When the Featured Musical Artist Upstages the Main One--a Fun Little List

Something I find interesting is when a song has a guest singer or rapper and they actually upstage the main person. Whether it is a remix by that guest that is better than the original or a so-so song that suddenly features a bombastic verse, I sometimes take note of this and wanted to share some times I've noticed it.

"Savage Remix," from, "Good News."

Megan Thee Stallion's song, "Savage," was perfectly catchy and fun. Then they threw Beyonce on the track for the remix and she obliterated it (in a good way). I'm not even a huge fan of Queen B, but man if she doesn't rap and sing some killer bars.

"Interlude," from, "Tha Carter IV."

On Lil Wayne's album, "Tha Carther IV," he has tracks labeled that feature guest verses from assorted rappers. One, "Interlude," is simply labeled as having Tech N9ne appearing, and if you listen to it he indeed raps...but then suddenly another voice comes on the track that isn't indicated anywhere in the liner notes or anything on the physical copy of the CD I had purchased (yes, I bought the CD). That voice is Andre 3000, the greatest living mostly-retired rapper and he drops a verse that makes an already great album (the last one by Lil' Wayne I really dug) even better. It was a total surprise to hear Andre 3000 suddenly appear considering this was after OutKast's last album and well into his departure from rapping usually. I'm just glad Wayne convinced him to drop by.

"Nuthin But a G Thang," from, "The Chronic."

Dr.

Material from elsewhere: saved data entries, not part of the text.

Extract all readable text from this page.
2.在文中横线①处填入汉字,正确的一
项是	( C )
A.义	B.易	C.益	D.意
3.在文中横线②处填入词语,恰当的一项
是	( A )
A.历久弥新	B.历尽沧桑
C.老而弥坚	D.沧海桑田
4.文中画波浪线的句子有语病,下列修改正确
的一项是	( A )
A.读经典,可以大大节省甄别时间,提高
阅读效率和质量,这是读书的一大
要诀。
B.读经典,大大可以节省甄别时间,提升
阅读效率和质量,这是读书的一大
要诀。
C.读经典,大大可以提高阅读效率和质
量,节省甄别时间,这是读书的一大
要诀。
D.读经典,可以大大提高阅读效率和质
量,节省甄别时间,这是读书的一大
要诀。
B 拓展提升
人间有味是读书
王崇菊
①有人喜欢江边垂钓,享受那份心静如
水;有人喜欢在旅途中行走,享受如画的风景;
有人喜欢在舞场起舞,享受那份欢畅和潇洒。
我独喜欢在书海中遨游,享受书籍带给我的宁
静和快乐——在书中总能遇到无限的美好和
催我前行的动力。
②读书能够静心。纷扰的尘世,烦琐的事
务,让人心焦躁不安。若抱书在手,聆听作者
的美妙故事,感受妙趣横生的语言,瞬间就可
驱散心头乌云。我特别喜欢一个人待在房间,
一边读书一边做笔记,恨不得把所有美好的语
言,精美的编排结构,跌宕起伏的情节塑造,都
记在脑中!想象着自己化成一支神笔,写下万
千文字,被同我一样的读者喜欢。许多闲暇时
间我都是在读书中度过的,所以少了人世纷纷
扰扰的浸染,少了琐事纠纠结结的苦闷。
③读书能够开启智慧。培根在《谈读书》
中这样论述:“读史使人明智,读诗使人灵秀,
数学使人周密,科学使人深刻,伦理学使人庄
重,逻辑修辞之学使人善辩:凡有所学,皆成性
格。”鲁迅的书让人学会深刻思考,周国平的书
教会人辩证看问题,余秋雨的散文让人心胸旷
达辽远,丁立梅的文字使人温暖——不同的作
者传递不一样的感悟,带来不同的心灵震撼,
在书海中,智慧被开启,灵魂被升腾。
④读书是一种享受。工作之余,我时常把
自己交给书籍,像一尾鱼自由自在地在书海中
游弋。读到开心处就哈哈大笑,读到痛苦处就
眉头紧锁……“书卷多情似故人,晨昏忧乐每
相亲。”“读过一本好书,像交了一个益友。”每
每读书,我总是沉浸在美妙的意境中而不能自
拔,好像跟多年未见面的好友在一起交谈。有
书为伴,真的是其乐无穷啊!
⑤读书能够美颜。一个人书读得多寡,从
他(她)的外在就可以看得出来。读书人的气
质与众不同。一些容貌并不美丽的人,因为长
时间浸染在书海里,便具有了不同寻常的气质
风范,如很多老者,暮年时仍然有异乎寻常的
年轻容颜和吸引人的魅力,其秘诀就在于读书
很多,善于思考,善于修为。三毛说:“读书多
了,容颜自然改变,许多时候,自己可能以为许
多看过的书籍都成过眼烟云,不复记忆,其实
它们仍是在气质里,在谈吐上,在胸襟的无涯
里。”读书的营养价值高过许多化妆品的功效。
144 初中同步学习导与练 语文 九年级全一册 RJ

Dre's solo album, "The Chronic," has so much Snoop Dogg on it that some argue it should be considered Dogg's debut LP even moreso than, "Doggystyle." Wherever you fall on that debate, Dr. Dre has admittedly always been a better producer than rapper, with the sound of, "Nuthin But a G Thang," being amazing with its 90's West Coast vibe that Snoop lays his now-signature laid-back drawl over. Dre maybe wasn't the best rapper, but he found some of the best talents ever to make tracks for.

"B.S." from "Stargazing."

I'm not a big fan of Jhené Aiko, many of her songs seem to lack particularly deep lyrics, he singing strikes me as a bit monotone, and so forth. That said, her song, "B.S." has a really catchy melody and she does a decent job on it...only to get totally overshadowed by a guest-verse from the incredibly talented artist H.E.R. I feel a little bad for Aiko as this is a rare song she's pretty good on, but then she just gets blown out of the water by H.E.R. What can ya do?

Kendrick Lamar on any track

I said Andre 3000 was the greatest living rapper alive who is mostly retired up above and that is because Kendrick Lamar is the greatest living rapper alive who is quite active in making songs. Whether it is his own amazing albums or a number of guest appearances where despite being the featured artist he simply makes a track all his own, Kendrick Lamar is an unstoppable burst of creative energy who you're lucky to have on your song because it's gonna be amazing, but you do have to come to terms with the fact he'll outshine anything you contribute.

I'm sure there are plenty of other occasions I didn't think to mention, so please comment if you have one in mind.